VA identified an additional recent study by Humblet and Birnbaum, 2008, which analyzed numerous prior studies and concluded that the studies with the best exposure data and comparisons were consistent in finding an association between dioxin exposure and increased risk of ischemic heart disease.

In July 2009, VA received the most recent IOM report, known as “Update 2008.”  The most significant findings in this report are the findings of “sufficient” evidence of a positive association between herbicide exposure and chronic b-cell leukemia’s and of “limited/suggestive” evidence of an association between herbicide exposure and Parkinson’s disease, ischemic heart disease, and hypertension.

Continued next issue

After reviewing the IOM’s analyses and relevant scientific studies, and consulting with medical and legal experts in VA, I determined that the evidence concerning b-cell leukemia’s, Parkinson’s disease, and ischemic heart disease met the “positive association” standard of the Agent Orange Act.  Accordingly, VA proposed regulations to establish presumptions of service connection for those diseases.  The evidence regarding hypertension was less compelling and, in my view, did not establish a positive association under the statute.

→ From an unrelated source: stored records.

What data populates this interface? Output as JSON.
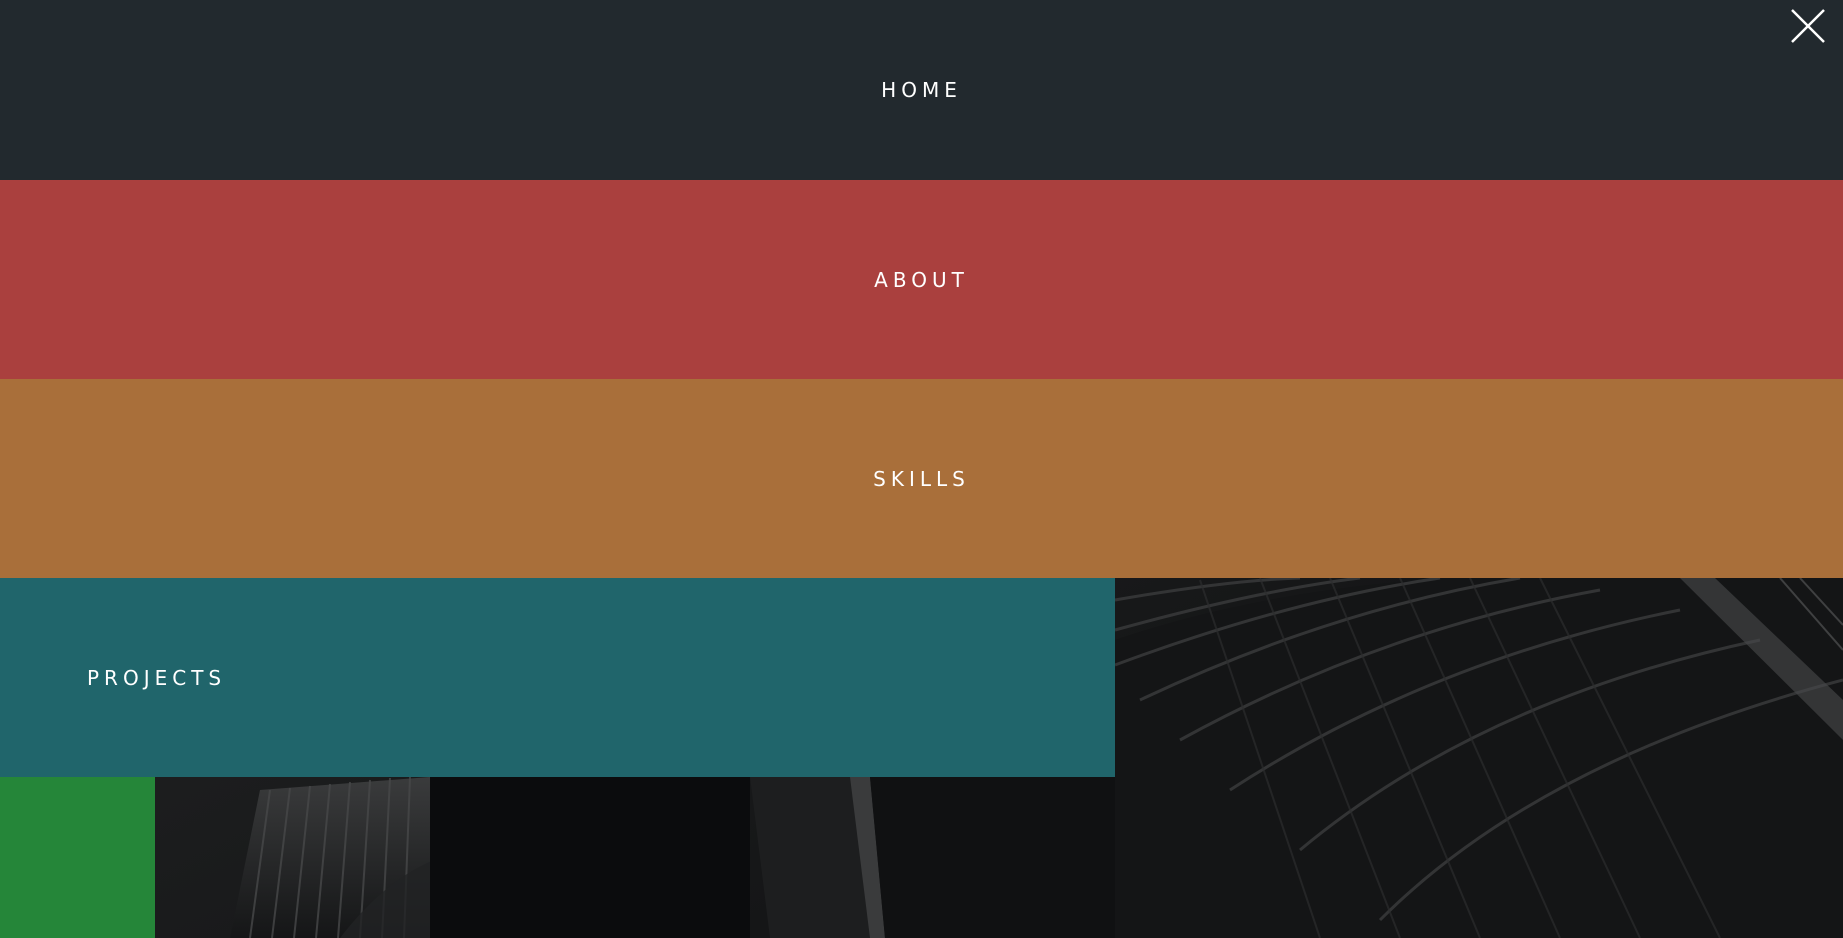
{
  "menu": {
    "items": [
      {
        "label": "HOME",
        "color": "#22292e"
      },
      {
        "label": "ABOUT",
        "color": "#aa403e"
      },
      {
        "label": "SKILLS",
        "color": "#a96f3a"
      },
      {
        "label": "PROJECTS",
        "color": "#20656b"
      },
      {
        "label": "",
        "color": "#258639"
      }
    ]
  },
  "close_icon": "close-icon",
  "colors": {
    "text": "#ffffff",
    "backdrop": "#0b0c0d"
  }
}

The impact of other known causes and risk factors for ischemic heart disease is relevant in interpreting the results of scientific studies concerning that disease.  In determining whether a study provides evidence for an association between herbicide exposure and a particular disease, IOM routinely evaluates the extent to which the study controlled for other known risk factors for that disease in order to minimize or rule out the possibility that an increased prevalence in the study population may be due to factors other than herbicide exposure.

By considering this factor, IOM is able to draw conclusions regarding how strongly the evidence shows that an association between herbicide exposure and a disease exists, independent of other known risk factors.  In reviewing the IOM reports, VA also takes this factor into account in determining whether, and to what extent, a study provides evidence for an association between herbicide exposure and the disease independent of other risk factors.  Studies that do not adequately control for other risk factors are generally less reliable than those that do.

Taking into account the number of statistically significant findings, the strong evidence of dose-response relationship, and the extent to which the studies controlled for risk factors including age, the evidence for an association between herbicide exposure and ischemic heart disease satisfies the “positive association” standard of the Agent Orange Act.  The statute therefore directed that I establish a presumption of service connection, without regard to other independent risk factors.

VA’s Office of General Counsel advised that the Agent Orange Act does not permit weight of the potential economic impact of my decision to establish a presumption under that statute.  The statute requires establishment of a presumption if the “positive association” standard is met, and it provides that the standard will be met if the credible scientific and medical evidence for an association is equal to or outweighs the credible scientific evidence against an association.

Additionally, the statute does not permit VA to exclude a disease from consideration on the basis that it is a common disease.  Rather, it directs VA to determine whether a positive association exists for each disease discussed in the IOM reports it receives.

A significant portion of the costs associated with the new presumptions is the result of a series of Federal court decisions in the Nehmer class-action litigation.  In that case, the United States Court of Appeals for the Ninth Circuit has held that, each time VA establishes a new presumption under the Agent Orange Act, it must make retroactive payments based on claims filed as early as 1985.

This ruling overrides statutes expressly prohibiting retroactive payments based on such new presumptions, and it thus substantially increases the costs associated with presumptions under the Agent Orange Act.  Under the Nehmer decisions, this requirement for retroactive payment will continue to apply to any future presumptions established before the Agent Orange Act’s 2015 sunset date or any later date that may be established by future extensions of the act.